Reading Jeannot Volpe and Al Hogan this morning, I feel compelled to plagiarize a line from The Breakfast Club. After hearing Brian talk about his dad, Bender says:
“I think your old man and my old man should go bowling”
Only, I think it should be:
“I think Jeannot and Al should go bowling”
Al Hogan, who’s interest in publishing any relevant statistics has been almost zero over the past seven years, loves to turn over every rock to find a statistic or two to shove down the throat of Saint Johners (another one this morning). Then, he complains the SJ dominated Cabinet is dragging its feet with regard to the large scale projects in New Brunswick. It is likely that the Tories won almost every seat in Greater Moncton in large part because of Al Hogan’s little crusade to keep Bernard Lord in power. Now, he wants to hammer Saint John (almost weekly) and then get in a huff because provincially-funded Moncton projects are on hold. Just shut up, Al and go back to long columns about Brad and Angelina. Better yet, just make Alec Bruce write all the We Says (without editing). Or how about being a little gracious and write a few positive stories about Moncton’s sister city. I doubt a single Monctonian feels about Saint John the way Al Hogan does and his friggin’ paper should reflect the people of Moncton.

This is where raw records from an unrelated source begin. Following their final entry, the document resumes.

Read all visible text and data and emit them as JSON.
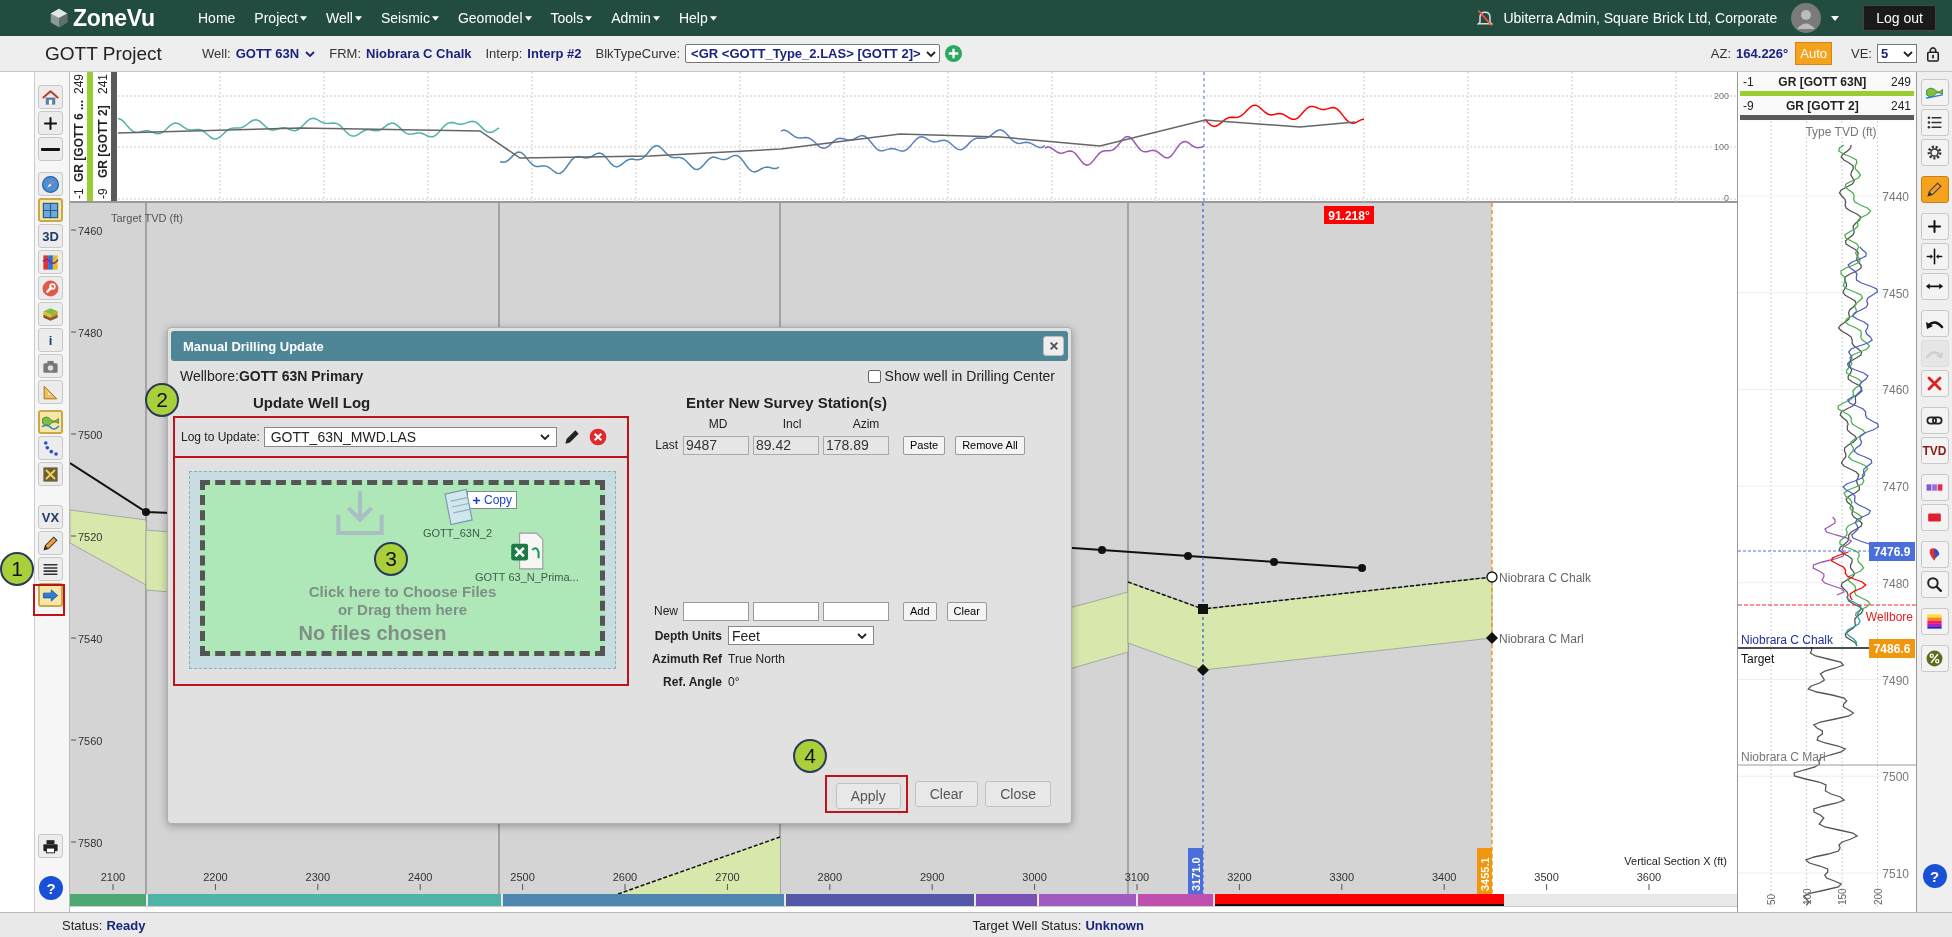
{
  "nav": {
    "logo": "ZoneVu",
    "menu": [
      {
        "label": "Home",
        "dropdown": false
      },
      {
        "label": "Project",
        "dropdown": true
      },
      {
        "label": "Well",
        "dropdown": true
      },
      {
        "label": "Seismic",
        "dropdown": true
      },
      {
        "label": "Geomodel",
        "dropdown": true
      },
      {
        "label": "Tools",
        "dropdown": true
      },
      {
        "label": "Admin",
        "dropdown": true
      },
      {
        "label": "Help",
        "dropdown": true
      }
    ],
    "user": "Ubiterra Admin, Square Brick Ltd, Corporate",
    "logout": "Log out"
  },
  "project_bar": {
    "title": "GOTT Project",
    "fields": [
      {
        "label": "Well:",
        "value": "GOTT 63N",
        "kind": "select"
      },
      {
        "label": "FRM:",
        "value": "Niobrara C Chalk",
        "kind": "text"
      },
      {
        "label": "Interp:",
        "value": "Interp #2",
        "kind": "text"
      },
      {
        "label": "BlkTypeCurve:",
        "value": "<GR <GOTT_Type_2.LAS> [GOTT 2]>",
        "kind": "select"
      }
    ],
    "az_label": "AZ:",
    "az_value": "164.226°",
    "auto": "Auto",
    "ve_label": "VE:",
    "ve_value": "5"
  },
  "left_tools": [
    {
      "items": [
        {
          "kind": "icon",
          "selected": false
        },
        {
          "kind": "icon",
          "selected": false
        },
        {
          "kind": "icon",
          "selected": false
        }
      ]
    },
    {
      "items": [
        {
          "kind": "icon",
          "selected": false
        },
        {
          "kind": "icon",
          "selected": true
        },
        {
          "kind": "text",
          "label": "3D",
          "selected": false
        },
        {
          "kind": "icon",
          "selected": false
        },
        {
          "kind": "icon",
          "selected": false
        },
        {
          "kind": "icon",
          "selected": false
        },
        {
          "kind": "text",
          "label": "i",
          "selected": false
        },
        {
          "kind": "icon",
          "selected": false
        },
        {
          "kind": "icon",
          "selected": false
        }
      ]
    },
    {
      "items": [
        {
          "kind": "icon",
          "selected": true
        },
        {
          "kind": "icon",
          "selected": false
        },
        {
          "kind": "icon",
          "selected": false
        }
      ]
    },
    {
      "items": [
        {
          "kind": "text",
          "label": "VX",
          "selected": false
        },
        {
          "kind": "icon",
          "selected": false
        },
        {
          "kind": "icon",
          "selected": false
        },
        {
          "kind": "icon",
          "selected": true
        }
      ]
    },
    {
      "items": [
        {
          "kind": "icon",
          "selected": false
        }
      ]
    },
    {
      "items": [
        {
          "kind": "help",
          "label": "?",
          "selected": false
        }
      ]
    }
  ],
  "top_log": {
    "tracks": [
      {
        "min": "-1",
        "name": "GR [GOTT 6 ...",
        "max": "249",
        "color": "#9acd32"
      },
      {
        "min": "-9",
        "name": "GR [GOTT 2]",
        "max": "241",
        "color": "#5a5a5a"
      }
    ],
    "y_ticks": [
      "200",
      "100",
      "0"
    ]
  },
  "section": {
    "y_axis_title": "Target TVD (ft)",
    "y_ticks": [
      "7460",
      "7480",
      "7500",
      "7520",
      "7540",
      "7560",
      "7580"
    ],
    "x_axis_title": "Vertical Section X (ft)",
    "x_ticks": [
      "2100",
      "2200",
      "2300",
      "2400",
      "2500",
      "2600",
      "2700",
      "2800",
      "2900",
      "3000",
      "3100",
      "3200",
      "3300",
      "3400",
      "3500",
      "3600"
    ],
    "dip_angle": "91.218°",
    "markers": [
      {
        "value": "3171.0",
        "color": "#4a6fdc"
      },
      {
        "value": "3455.1",
        "color": "#f0960f"
      }
    ],
    "formations": [
      "Niobrara C Chalk",
      "Niobrara C Marl"
    ],
    "zones": [
      {
        "color": "#4da872"
      },
      {
        "color": "#4fb3a9"
      },
      {
        "color": "#4f86b0"
      },
      {
        "color": "#5558a8"
      },
      {
        "color": "#7a50b5"
      },
      {
        "color": "#a05ac0"
      },
      {
        "color": "#c050b0"
      },
      {
        "color": "#ff0000"
      }
    ]
  },
  "dialog": {
    "title": "Manual Drilling Update",
    "wellbore": "Wellbore:**GOTT 63N Primary**",
    "show_in_center": {
      "label": "Show well in Drilling Center",
      "checked": false
    },
    "log_heading": "Update Well Log",
    "log_label": "Log to Update:",
    "log_value": "GOTT_63N_MWD.LAS",
    "drop_lines": [
      "Click here to Choose Files",
      "or Drag them here"
    ],
    "drop_status": "No files chosen",
    "drag_files": [
      {
        "kind": "text",
        "name": "GOTT_63N_2"
      },
      {
        "kind": "spreadsheet",
        "name": "GOTT 63_N_Prima..."
      }
    ],
    "copy_badge": "Copy",
    "survey_heading": "Enter New Survey Station(s)",
    "columns": [
      "MD",
      "Incl",
      "Azim"
    ],
    "last_label": "Last",
    "last_values": [
      "9487",
      "89.42",
      "178.89"
    ],
    "last_buttons": [
      "Paste",
      "Remove All"
    ],
    "new_label": "New",
    "new_buttons": [
      "Add",
      "Clear"
    ],
    "properties": [
      {
        "label": "Depth Units",
        "value": "Feet",
        "kind": "select"
      },
      {
        "label": "Azimuth Ref",
        "value": "True North",
        "kind": "text"
      },
      {
        "label": "Ref. Angle",
        "value": "0°",
        "kind": "text"
      }
    ],
    "footer_buttons": [
      "Apply",
      "Clear",
      "Close"
    ]
  },
  "type_log": {
    "tracks": [
      {
        "min": "-1",
        "name": "GR [GOTT 63N]",
        "max": "249",
        "color": "#9acd32"
      },
      {
        "min": "-9",
        "name": "GR [GOTT 2]",
        "max": "241",
        "color": "#5a5a5a"
      }
    ],
    "axis_title": "Type TVD (ft)",
    "y_ticks": [
      "7440",
      "7450",
      "7460",
      "7470",
      "7480",
      "7490",
      "7500",
      "7510"
    ],
    "x_ticks": [
      "50",
      "100",
      "150",
      "200"
    ],
    "markers": [
      {
        "label": "7476.9",
        "color": "#4a6fdc"
      },
      {
        "label": "7486.6",
        "color": "#f0960f"
      }
    ],
    "wellbore": "Wellbore",
    "formation_top": "Niobrara C Chalk",
    "target": "Target",
    "formation_base": "Niobrara C Marl"
  },
  "right_tools": [
    {
      "items": [
        {
          "kind": "icon",
          "selected": false,
          "disabled": false
        },
        {
          "kind": "icon",
          "selected": false,
          "disabled": false
        },
        {
          "kind": "icon",
          "selected": false,
          "disabled": false
        }
      ]
    },
    {
      "items": [
        {
          "kind": "icon",
          "selected": true,
          "disabled": false
        }
      ]
    },
    {
      "items": [
        {
          "kind": "icon",
          "selected": false,
          "disabled": false
        },
        {
          "kind": "icon",
          "selected": false,
          "disabled": false
        },
        {
          "kind": "icon",
          "selected": false,
          "disabled": false
        }
      ]
    },
    {
      "items": [
        {
          "kind": "icon",
          "selected": false,
          "disabled": false
        },
        {
          "kind": "icon",
          "selected": false,
          "disabled": true
        },
        {
          "kind": "icon",
          "selected": false,
          "disabled": false
        }
      ]
    },
    {
      "items": [
        {
          "kind": "icon",
          "selected": false,
          "disabled": false
        },
        {
          "kind": "text",
          "label": "TVD",
          "selected": false,
          "disabled": false
        }
      ]
    },
    {
      "items": [
        {
          "kind": "icon",
          "selected": false,
          "disabled": false
        },
        {
          "kind": "icon",
          "selected": false,
          "disabled": false
        }
      ]
    },
    {
      "items": [
        {
          "kind": "icon",
          "selected": false,
          "disabled": false
        },
        {
          "kind": "icon",
          "selected": false,
          "disabled": false
        }
      ]
    },
    {
      "items": [
        {
          "kind": "icon",
          "selected": false,
          "disabled": false
        }
      ]
    },
    {
      "items": [
        {
          "kind": "icon",
          "selected": false,
          "disabled": false
        }
      ]
    },
    {
      "items": [
        {
          "kind": "help",
          "label": "?",
          "selected": false,
          "disabled": false
        }
      ]
    }
  ],
  "status": {
    "label": "Status:",
    "value": "Ready",
    "target_label": "Target Well Status:",
    "target_value": "Unknown"
  },
  "callouts": [
    "1",
    "2",
    "3",
    "4"
  ]
}
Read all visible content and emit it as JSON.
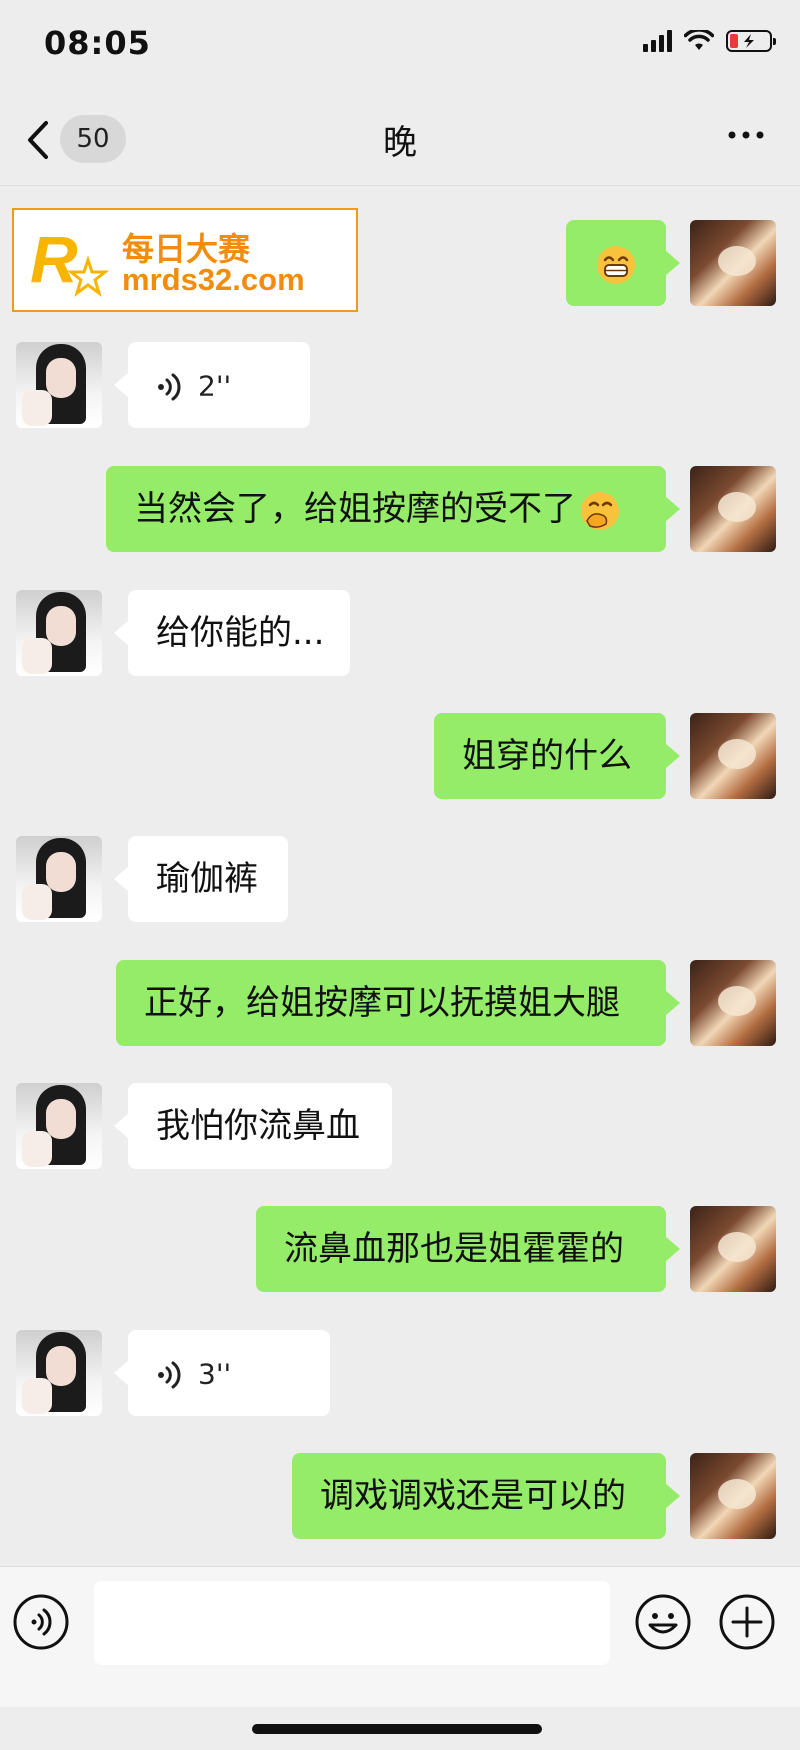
{
  "status_bar": {
    "time": "08:05"
  },
  "header": {
    "back_count": "50",
    "title": "晚"
  },
  "ad_banner": {
    "title": "每日大赛",
    "url": "mrds32.com",
    "logo_letter": "R",
    "brand_color": "#f28c0f"
  },
  "colors": {
    "self_bubble": "#95ec69",
    "other_bubble": "#ffffff",
    "background": "#ededed"
  },
  "messages": [
    {
      "sender": "self",
      "type": "emoji",
      "icon": "grinning-emoji"
    },
    {
      "sender": "other",
      "type": "voice",
      "duration": "2''"
    },
    {
      "sender": "self",
      "type": "text",
      "text": "当然会了，给姐按摩的受不了",
      "trailing_icon": "hand-over-mouth-emoji"
    },
    {
      "sender": "other",
      "type": "text",
      "text": "给你能的..."
    },
    {
      "sender": "self",
      "type": "text",
      "text": "姐穿的什么"
    },
    {
      "sender": "other",
      "type": "text",
      "text": "瑜伽裤"
    },
    {
      "sender": "self",
      "type": "text",
      "text": "正好，给姐按摩可以抚摸姐大腿"
    },
    {
      "sender": "other",
      "type": "text",
      "text": "我怕你流鼻血"
    },
    {
      "sender": "self",
      "type": "text",
      "text": "流鼻血那也是姐霍霍的"
    },
    {
      "sender": "other",
      "type": "voice",
      "duration": "3''"
    },
    {
      "sender": "self",
      "type": "text",
      "text": "调戏调戏还是可以的"
    }
  ],
  "input_bar": {
    "placeholder": "",
    "value": ""
  }
}
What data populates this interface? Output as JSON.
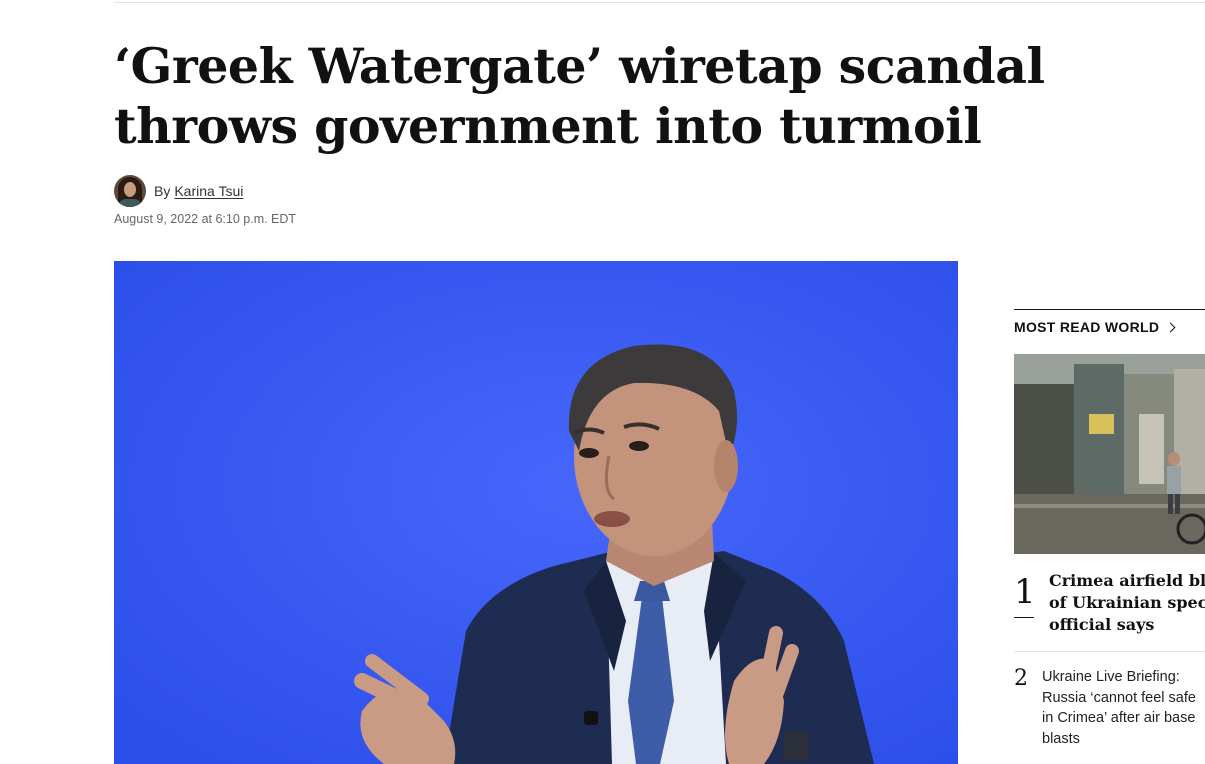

As for our old friend Volpe, he is now outraged that the Liberals are ‘decieving’ the people of New Brunswick by delaying the provincial budget. He says they are waiting until after the by-election to replace Bernard Lord.
This from a government that must of set the record by dragging its feet to the very last minute for the by-election in Shediac.
This from a guy (Volpe) who spent his entire time as Finance Minister misleading people about the state of the economy. He would use taxpayer dollars (hundreds of thousands of dollars each year) to send around an ‘update’ from the Finance department that was nothing more that a political advertisment for him and the Tories. There was never a mention of the out-migration and population stagnation. Never a mention of the increasing need for Equalization because the provincial economy was not generating enough own-source revenue. And a whole ream of statistics skewed to paint a picture that was not reality. Imagine using ‘GDP growth per capita’ to hid the fact that the province’s GDP growth underperformed the national average sox of the seven years the Tories were in power. Talk about trying to benefit from population stagnation. And then there was the ‘exports’ figure. Volpe bragged on and on about the growth of New Brunswick exports – A Record! he said. Led the country! he said. All the time he knew full well all of that growth was due to the Irving Refinery and that 70% of the major export categories actually were in decline – a serious problem across the board. But they didn’t want facts, they wanted spin and only spin.
Maybe that’s why this was the shortest elected government in New Brunswick in over 50 years.
Anyway, given that Al Hogan never said a bad word about Lord and Volpe in seven years (he would litely chide them when he disagreed), maybe he and Volpe should go bowling (in the Bender sense of the term).